Daily movement is important to me but, as an ex eating disorder sufferer, my relationship with exercise has been all or nothing – unless I do an hour every day, I might as well not bother. So now I’m much kinder to myself. I do some form of movement every day, mainly going on a daily walk and then on top of that, I try and exercise three to five times a week, even if it’s for a short time. This may be a gentle jog, a swim, a home workout that’s low impact. Some form of movement to get my heart pumping and my muscles working. I also try and hit my Fitbit goals every day. That’s 10,000 steps, 7km, 10 floors and 22 zone minutes. My Fitbit also helps me to not be sedentary all day by giving me little reminders to get up from my desk, move about and do a few steps.
I’m in recovery, so making sure my programme is part of my daily routine is essential, as it is easy to become complacent after almost seven years. My recovery is what brought me to spirituality and mindfulness in the first place, and it’s what has helped me make positive changes in my life that go far beyond simply not drinking or taking any mind or mood-altering substances. These include no longer getting into toxic relationships, quitting smoking, leaving my job when I burnt out, paying off all my debt, breaking my caffeine addiction, learning to sit with my feelings and express them more healthily, gaining the self-confidence and self-esteem to be able to speak up for myself, to become more self-sufficient, becoming who I really am authentically. The list goes on and on.
My programme gives me the tools to examine myself, my motivations and my actions on a daily basis, to support other women who have the same struggles as me, to connect to a power greater than myself and to get out of my own way, and it has a whole load of tools for me to do that, some of which are listed separately above (prayer, meditation, journaling).
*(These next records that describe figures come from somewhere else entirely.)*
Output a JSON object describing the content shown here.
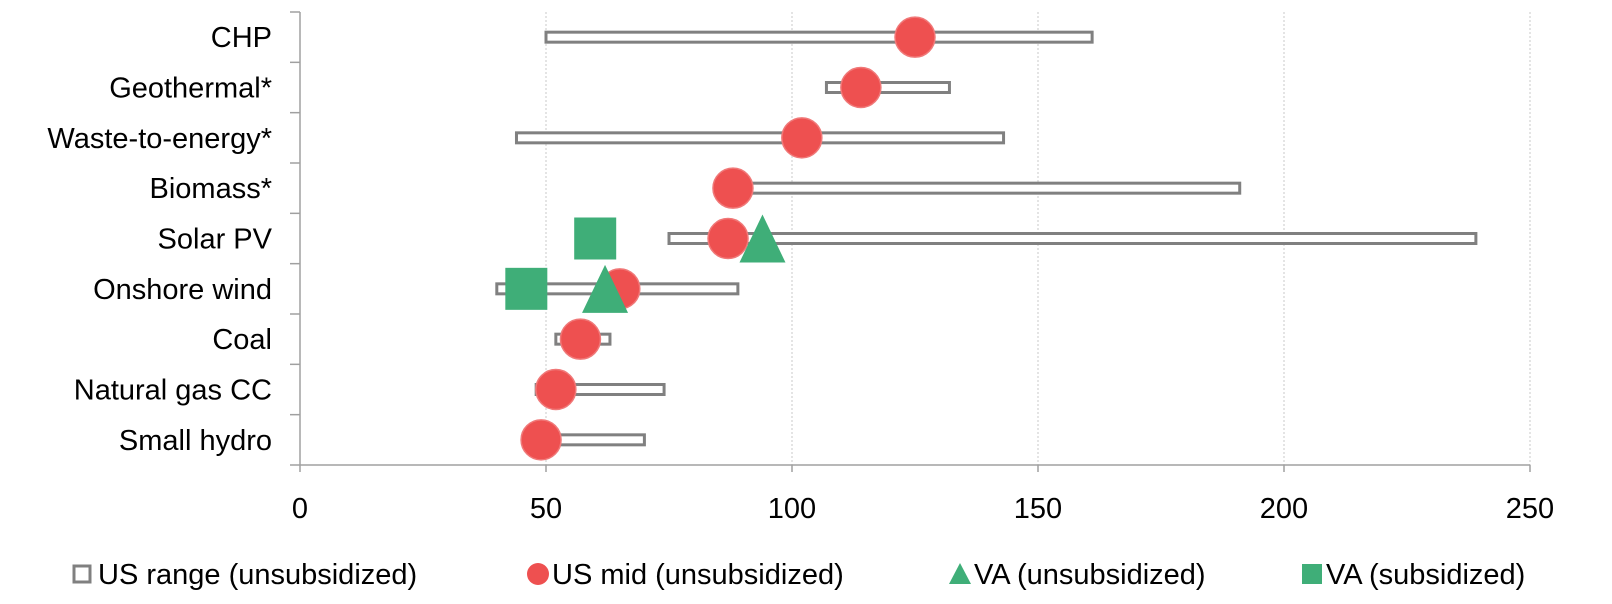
{
  "chart_data": {
    "type": "scatter",
    "categories": [
      "CHP",
      "Geothermal*",
      "Waste-to-energy*",
      "Biomass*",
      "Solar PV",
      "Onshore wind",
      "Coal",
      "Natural gas CC",
      "Small hydro"
    ],
    "x_ticks": [
      0,
      50,
      100,
      150,
      200,
      250
    ],
    "xlim": [
      0,
      250
    ],
    "grid": "vertical",
    "legend_position": "bottom",
    "series": [
      {
        "name": "US range (unsubsidized)",
        "kind": "range",
        "color": "#808080",
        "low": [
          50,
          107,
          44,
          89,
          75,
          40,
          52,
          48,
          49
        ],
        "high": [
          161,
          132,
          143,
          191,
          239,
          89,
          63,
          74,
          70
        ]
      },
      {
        "name": "US mid (unsubsidized)",
        "kind": "circle",
        "color": "#ee5050",
        "values": [
          125,
          114,
          102,
          88,
          87,
          65,
          57,
          52,
          49
        ]
      },
      {
        "name": "VA (unsubsidized)",
        "kind": "triangle",
        "color": "#3fae78",
        "values": [
          null,
          null,
          null,
          null,
          94,
          62,
          null,
          null,
          null
        ]
      },
      {
        "name": "VA (subsidized)",
        "kind": "square",
        "color": "#3fae78",
        "values": [
          null,
          null,
          null,
          null,
          60,
          46,
          null,
          null,
          null
        ]
      }
    ]
  }
}
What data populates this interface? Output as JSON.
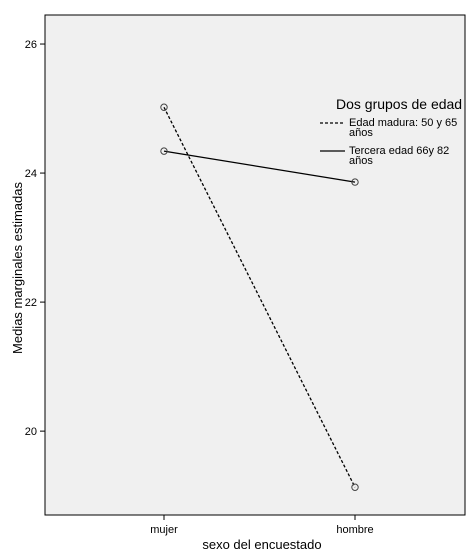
{
  "chart_data": {
    "type": "line",
    "categories": [
      "mujer",
      "hombre"
    ],
    "series": [
      {
        "name": "Edad madura: 50 y 65 años",
        "name_lines": [
          "Edad madura: 50 y 65",
          "años"
        ],
        "values": [
          25.02,
          19.13
        ],
        "line_style": "dashed",
        "color": "#000000"
      },
      {
        "name": "Tercera edad 66y 82 años",
        "name_lines": [
          "Tercera edad 66y 82",
          "años"
        ],
        "values": [
          24.34,
          23.86
        ],
        "line_style": "solid",
        "color": "#000000"
      }
    ],
    "xlabel": "sexo del encuestado",
    "ylabel": "Medias marginales estimadas",
    "ylim": [
      18.7,
      26.45
    ],
    "yticks": [
      20,
      22,
      24,
      26
    ],
    "legend": {
      "title": "Dos grupos de edad",
      "placement": "top-right"
    },
    "plot_background": "#f0f0f0",
    "grid": false
  }
}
However, one of the most important aspects of that for me that I do every single day is my gratitude list. I write 10 things I’m grateful for every day. Rain or shine. When I’m full of self-pity and anger, and when I’m full of love and joy. I send it to other women, and they send me theirs. It’s a beautiful daily practice and one of the key ones for me.
The final category is rest, and within this, I’ve included aspects of self-care like having a soak in a bubble bath, going for a massage, having a lie-down or afternoon nap, even doing a 10-minute face mask. Something restful and kind to myself.
My sleep health also comes under this, and that’s getting to bed early, turning off devices and winding down before bed by reading, listening to a meditation or drinking a calming herbal tea. I also love Tissrands sleep better range and have their rollerball and massage oils which smell of lavender jasmine and sandalwood and help promote better sleep.
This is what works for me and what helps keep me feeling balanced on a daily basis. I use it as a tool kit, not something to berate myself with if I don’t do every single thing under every single category every single day. I like getting up early, so I do a lot of the spiritual practices, yoga and exercise between 6am, and 9am before the workday even starts.
This week, two different people mentioned the Miracle Morning to me, so I saw that as a sign and ordered a copy. I was already halfway through writing this blog at the time, and, as it’s about morning routines and is supposed to be really powerful, I thought I’d read it to see if I can enhance my own mornings. Having a routine has been a lifesaver for me. I love the balance and structure it brings to my day and the fact that having something on a list encourages me to do it when I don’t want to, which is usually the exact same time I most need to.